Operating rooms in public hospitals going unused while health care privatized

prescription pad with stethoscope and large amount of canadian one hundred dollar bills, medical/financial concept.

February 26 2024

A report from the Ontario Health Coalition shows that operating rooms in public hospitals are going unused because of underfunding. Yet, at the same time, the provincial government is spending more and more on for-profit clinics. The report Robbing the public to build the private: The Ford government’s hospital privatization scheme found that in every part of the province there were operating rooms that were being underutilized or were not being used at all.

Public hospital funding cut in real terms

Funding for public hospitals has not kept pace with inflation. Between 2022/23 and 2023/24, funding for public hospitals increased by only 0.5%. This means that, in real terms, funding for public hospitals was being cut.
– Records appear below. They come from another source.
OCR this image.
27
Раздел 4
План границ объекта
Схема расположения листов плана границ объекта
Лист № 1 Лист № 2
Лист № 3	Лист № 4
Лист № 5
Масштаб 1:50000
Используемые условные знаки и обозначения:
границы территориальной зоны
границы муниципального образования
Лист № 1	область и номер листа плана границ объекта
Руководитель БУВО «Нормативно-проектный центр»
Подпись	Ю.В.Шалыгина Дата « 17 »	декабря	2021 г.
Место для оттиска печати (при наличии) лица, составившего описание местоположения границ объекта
As a result of this cut, public hospitals didn’t have the funds to make full use of their facilities. Between January and November of 2023, there were over a 1,000 instances of vital services being closed in Ontario, including 868 temporary or permanent emergency department closures.

Provincial government spending on for-profit clinics and for-profit hospitals more than doubled

While public hospitals were facing cuts to funding in real terms, the provincial government more than doubled what it spent on for-profit facilities. As the report shows, spending on private clinics increased by 212.0%, while spending on private hospitals increased by 278.2%.

For-profit clinics increase the cost of health care

The use of for-profit clinics doesn’t just threaten to create a 2-tier health care system, it also costs more.

As has been reported in the past, the fee per surgery that the provincial government pays to private for-profit facilities is more than double what public hospitals receive. This means that using private for-profit facilities is pushing up the cost of health care.

There are also reports of private for-profit facilities charging patients user fees on top of the money they receive from the provincial government, in contravention of the Canada Health Act.

Fixing the problem means making sure health care funds go to the public system

While underfunding of health care is a problem, privatization is only making things worse. One step governments at all levels can take is to make sure health care funds go to improve the public system and are not squandered on privatization schemes that line the pockets of a few privatization profiteers.